Sabato, 18 Settembre 2021
Economia

Il ritorno della canapa in Lombardia: nel 2006 zero ettari, oggi 150

Fino agli anni '40, l'Italia era il secondo produttore mondiale

Canapa

Si parla da tempo del ritorno della canapa in Italia: il nostro Paese, fino agli anni '40, era il secondo maggior produttore del mondo dopo l'Unione Sovietica con 100 mila ettari. Poi, il boom economico ha imposto sul mercato le fibre sintetiche e l'industrializzazione progressiva ha fatto il resto, fino a far praticamente scomparire la coltivazione di questa pianta. Ma un ruolo lo ha anche giocato la criminalizzazione delle sostanze stupefacenti.

Nel 2006, per dire, in Lombardia nemmeno un ettaro di terreno era coltivato a canapa. Oggi, registra la Colidiretti, gli ettari sono invece 150, segno che c'è un ritorno d'attenzione. Parliamo, s'intende, della pianta a basso contenuto di Thc, il principio psicoattivo, l'unica legalmente coltivabile. 

In tutta Italia sono circa 4 mila gli ettari coltivati. Ma che cosa si ricava dalla canapa? Un po' di tutto: olio antinfiammatorio, bioplastiche, tessuti per arredamento e abbigliamento, ma anche biscotti, pasta, fiori per infusi, cosmetici. Gli imprenditori lombardi della canapa, per esempio, producono in particolare birra, olio per cucinare, tisane e creme.

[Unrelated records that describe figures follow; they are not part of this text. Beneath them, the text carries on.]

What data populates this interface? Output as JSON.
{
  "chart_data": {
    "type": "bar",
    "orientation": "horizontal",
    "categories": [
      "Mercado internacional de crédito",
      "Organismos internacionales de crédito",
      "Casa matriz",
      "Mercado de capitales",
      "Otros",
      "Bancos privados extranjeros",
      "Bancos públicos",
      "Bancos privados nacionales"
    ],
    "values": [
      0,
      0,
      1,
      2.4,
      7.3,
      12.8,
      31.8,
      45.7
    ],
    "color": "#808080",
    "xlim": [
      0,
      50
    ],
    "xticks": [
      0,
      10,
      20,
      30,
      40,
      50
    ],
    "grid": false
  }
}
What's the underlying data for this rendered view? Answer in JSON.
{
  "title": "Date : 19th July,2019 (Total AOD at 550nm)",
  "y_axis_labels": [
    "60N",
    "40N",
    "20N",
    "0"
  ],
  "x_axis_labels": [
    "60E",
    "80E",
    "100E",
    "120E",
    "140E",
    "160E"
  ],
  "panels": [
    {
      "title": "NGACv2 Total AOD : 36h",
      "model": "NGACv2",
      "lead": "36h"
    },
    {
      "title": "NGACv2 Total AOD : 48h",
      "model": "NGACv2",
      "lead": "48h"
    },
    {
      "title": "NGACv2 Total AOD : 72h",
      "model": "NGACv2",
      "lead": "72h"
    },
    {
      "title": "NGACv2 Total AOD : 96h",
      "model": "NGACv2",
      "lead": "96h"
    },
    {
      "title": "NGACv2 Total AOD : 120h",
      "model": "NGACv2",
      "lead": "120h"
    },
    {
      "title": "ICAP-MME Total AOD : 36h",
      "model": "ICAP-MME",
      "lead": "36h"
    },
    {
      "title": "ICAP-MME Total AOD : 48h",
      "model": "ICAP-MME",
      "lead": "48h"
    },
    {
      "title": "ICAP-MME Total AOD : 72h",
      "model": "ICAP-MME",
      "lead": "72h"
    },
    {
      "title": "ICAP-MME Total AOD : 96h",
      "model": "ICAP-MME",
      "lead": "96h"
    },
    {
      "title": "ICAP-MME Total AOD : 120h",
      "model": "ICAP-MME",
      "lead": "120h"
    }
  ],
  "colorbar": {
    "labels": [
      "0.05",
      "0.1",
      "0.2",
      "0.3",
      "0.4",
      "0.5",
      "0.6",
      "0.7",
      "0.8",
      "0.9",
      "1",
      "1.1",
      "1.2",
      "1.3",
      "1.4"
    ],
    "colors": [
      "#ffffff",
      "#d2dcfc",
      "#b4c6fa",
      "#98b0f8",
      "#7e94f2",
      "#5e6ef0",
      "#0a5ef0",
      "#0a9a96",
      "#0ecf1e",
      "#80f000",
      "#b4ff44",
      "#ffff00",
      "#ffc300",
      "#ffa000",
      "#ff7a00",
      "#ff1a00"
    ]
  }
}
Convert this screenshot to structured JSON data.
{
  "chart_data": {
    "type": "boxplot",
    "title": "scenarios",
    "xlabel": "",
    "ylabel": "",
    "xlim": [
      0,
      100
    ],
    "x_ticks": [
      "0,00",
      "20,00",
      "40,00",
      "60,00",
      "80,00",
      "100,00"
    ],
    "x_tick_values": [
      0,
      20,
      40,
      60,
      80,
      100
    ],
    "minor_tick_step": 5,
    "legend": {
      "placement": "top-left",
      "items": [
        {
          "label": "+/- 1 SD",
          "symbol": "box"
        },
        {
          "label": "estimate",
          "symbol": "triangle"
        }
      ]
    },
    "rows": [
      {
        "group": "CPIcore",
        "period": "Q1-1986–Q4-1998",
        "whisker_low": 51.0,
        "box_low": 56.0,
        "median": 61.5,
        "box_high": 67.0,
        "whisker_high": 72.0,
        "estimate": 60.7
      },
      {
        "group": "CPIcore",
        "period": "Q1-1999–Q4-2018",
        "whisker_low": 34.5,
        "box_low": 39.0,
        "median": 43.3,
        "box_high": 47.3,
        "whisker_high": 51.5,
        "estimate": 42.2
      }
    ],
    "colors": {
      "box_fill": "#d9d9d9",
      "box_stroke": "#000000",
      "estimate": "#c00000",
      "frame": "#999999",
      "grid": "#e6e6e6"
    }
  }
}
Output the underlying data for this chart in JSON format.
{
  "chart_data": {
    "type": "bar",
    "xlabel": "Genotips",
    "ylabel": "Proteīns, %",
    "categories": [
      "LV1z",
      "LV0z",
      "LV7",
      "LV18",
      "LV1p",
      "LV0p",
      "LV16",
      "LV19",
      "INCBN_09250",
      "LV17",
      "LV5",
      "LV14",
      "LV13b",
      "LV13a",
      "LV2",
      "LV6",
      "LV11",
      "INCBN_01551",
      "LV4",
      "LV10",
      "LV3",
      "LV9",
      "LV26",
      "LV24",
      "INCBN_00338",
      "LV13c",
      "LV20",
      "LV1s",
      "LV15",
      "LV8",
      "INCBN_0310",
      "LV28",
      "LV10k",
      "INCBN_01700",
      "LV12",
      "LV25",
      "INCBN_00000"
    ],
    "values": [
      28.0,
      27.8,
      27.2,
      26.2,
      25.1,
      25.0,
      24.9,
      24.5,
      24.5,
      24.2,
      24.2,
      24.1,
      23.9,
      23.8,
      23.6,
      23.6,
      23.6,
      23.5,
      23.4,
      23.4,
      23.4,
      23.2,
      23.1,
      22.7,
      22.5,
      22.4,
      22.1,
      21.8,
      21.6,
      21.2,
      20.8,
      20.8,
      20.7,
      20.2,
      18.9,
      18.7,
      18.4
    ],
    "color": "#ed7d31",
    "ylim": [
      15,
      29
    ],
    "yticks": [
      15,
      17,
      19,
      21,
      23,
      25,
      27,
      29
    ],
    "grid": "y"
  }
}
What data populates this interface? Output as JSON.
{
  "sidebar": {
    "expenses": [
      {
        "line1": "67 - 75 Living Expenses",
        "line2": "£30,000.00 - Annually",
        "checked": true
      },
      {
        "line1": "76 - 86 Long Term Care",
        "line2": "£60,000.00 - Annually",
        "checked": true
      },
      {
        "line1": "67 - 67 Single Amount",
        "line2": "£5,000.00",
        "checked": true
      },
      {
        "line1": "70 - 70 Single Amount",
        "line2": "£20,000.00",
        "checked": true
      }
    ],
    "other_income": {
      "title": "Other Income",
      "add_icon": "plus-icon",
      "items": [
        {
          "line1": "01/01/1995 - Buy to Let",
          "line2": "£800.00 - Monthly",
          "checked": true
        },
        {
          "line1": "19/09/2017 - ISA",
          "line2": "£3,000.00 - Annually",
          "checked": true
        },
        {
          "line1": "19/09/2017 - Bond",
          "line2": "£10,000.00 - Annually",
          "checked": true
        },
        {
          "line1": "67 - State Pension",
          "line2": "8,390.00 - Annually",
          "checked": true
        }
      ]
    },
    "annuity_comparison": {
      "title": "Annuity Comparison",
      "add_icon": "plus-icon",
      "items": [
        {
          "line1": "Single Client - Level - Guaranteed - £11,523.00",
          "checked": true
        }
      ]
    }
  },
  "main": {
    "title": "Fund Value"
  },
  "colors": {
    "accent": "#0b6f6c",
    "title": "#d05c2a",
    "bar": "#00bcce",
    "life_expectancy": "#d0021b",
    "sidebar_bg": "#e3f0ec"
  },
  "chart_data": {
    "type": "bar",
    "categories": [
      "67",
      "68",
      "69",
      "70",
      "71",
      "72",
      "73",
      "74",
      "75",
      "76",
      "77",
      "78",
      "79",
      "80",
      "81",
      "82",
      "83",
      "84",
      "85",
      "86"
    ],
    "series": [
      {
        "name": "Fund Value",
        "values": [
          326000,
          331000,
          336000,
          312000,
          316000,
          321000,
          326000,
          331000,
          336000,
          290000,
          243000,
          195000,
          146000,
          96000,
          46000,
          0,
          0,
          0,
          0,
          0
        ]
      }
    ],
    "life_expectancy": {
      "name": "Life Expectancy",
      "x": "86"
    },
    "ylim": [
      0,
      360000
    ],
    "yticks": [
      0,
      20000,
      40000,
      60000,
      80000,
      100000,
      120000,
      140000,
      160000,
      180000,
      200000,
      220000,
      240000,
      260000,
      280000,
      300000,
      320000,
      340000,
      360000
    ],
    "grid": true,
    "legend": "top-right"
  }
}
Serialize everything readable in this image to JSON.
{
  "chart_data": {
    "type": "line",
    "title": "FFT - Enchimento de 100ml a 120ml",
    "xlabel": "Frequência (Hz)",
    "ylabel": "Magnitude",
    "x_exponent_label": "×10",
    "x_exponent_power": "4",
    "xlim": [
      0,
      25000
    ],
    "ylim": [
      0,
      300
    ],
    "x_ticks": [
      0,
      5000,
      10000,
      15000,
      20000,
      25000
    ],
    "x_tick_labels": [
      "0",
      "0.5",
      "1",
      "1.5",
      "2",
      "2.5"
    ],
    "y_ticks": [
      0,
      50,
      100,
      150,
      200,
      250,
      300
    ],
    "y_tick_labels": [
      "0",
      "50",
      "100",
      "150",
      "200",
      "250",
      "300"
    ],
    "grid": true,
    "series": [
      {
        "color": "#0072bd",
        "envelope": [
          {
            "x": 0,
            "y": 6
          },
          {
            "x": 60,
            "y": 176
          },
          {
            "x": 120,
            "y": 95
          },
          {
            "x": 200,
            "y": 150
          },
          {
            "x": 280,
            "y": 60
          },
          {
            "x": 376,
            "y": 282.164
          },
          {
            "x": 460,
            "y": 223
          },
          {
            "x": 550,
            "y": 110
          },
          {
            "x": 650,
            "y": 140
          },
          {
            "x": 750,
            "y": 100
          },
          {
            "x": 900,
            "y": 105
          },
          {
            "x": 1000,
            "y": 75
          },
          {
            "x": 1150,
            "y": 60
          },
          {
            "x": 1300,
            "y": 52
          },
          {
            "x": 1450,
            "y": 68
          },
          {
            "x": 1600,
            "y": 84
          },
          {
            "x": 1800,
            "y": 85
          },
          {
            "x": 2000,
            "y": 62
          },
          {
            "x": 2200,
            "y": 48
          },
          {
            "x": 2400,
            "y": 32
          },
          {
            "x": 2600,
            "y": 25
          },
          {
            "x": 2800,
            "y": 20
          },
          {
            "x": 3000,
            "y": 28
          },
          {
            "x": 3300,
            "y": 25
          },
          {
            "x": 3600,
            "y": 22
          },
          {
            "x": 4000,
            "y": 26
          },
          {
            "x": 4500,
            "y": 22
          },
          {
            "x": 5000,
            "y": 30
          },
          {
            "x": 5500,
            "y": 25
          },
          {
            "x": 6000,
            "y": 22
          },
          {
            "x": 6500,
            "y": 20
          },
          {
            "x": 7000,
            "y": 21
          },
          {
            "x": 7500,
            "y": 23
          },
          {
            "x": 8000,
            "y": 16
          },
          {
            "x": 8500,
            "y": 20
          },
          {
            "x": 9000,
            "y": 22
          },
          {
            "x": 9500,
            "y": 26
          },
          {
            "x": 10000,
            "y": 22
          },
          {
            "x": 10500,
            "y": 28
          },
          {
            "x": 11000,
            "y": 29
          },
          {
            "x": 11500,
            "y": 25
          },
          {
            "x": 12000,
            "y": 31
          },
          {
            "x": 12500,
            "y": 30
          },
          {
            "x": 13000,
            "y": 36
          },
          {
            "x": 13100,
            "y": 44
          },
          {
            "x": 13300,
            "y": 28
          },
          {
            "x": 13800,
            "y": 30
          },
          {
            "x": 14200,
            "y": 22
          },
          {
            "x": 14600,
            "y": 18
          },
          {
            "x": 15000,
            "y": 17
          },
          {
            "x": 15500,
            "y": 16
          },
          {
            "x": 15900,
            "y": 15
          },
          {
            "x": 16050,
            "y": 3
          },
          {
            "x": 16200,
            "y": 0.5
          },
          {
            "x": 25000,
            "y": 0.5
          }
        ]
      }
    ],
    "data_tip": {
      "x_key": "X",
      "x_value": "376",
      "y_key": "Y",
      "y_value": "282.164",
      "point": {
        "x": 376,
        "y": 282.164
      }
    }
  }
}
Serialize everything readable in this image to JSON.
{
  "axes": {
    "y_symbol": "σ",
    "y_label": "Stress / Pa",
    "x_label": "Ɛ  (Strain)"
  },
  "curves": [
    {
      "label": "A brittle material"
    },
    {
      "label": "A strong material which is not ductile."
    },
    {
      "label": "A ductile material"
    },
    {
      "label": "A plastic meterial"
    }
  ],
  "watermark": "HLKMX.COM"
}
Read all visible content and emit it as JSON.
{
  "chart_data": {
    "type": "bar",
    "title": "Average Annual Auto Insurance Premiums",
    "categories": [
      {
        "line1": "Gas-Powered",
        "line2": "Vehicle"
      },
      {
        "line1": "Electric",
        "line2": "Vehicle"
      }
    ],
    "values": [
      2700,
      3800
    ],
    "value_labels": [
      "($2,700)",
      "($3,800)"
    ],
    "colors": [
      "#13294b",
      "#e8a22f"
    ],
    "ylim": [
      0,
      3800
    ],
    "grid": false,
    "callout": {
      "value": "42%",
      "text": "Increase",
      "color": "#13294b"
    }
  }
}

Il giro d'affari nazionale è potenzialmente di oltre 40 milioni di euro. E proprio a Milano, in questi giorni, si apre il secondo Salone della canapa, in programma fino a domenica 30 settembre all'officina Ventura.

Si parla sempre più spesso di cannabis ad uso terapeutico: per il momento, è prodotta esclusivamente nello stabilimento farmaceutico militare di Firenze, ma esistono diverse proposte per l'autocoltivazione da parte dei malati. Queste proposte, però, non sono mai arrivate all'approvazione da parte del Parlamento.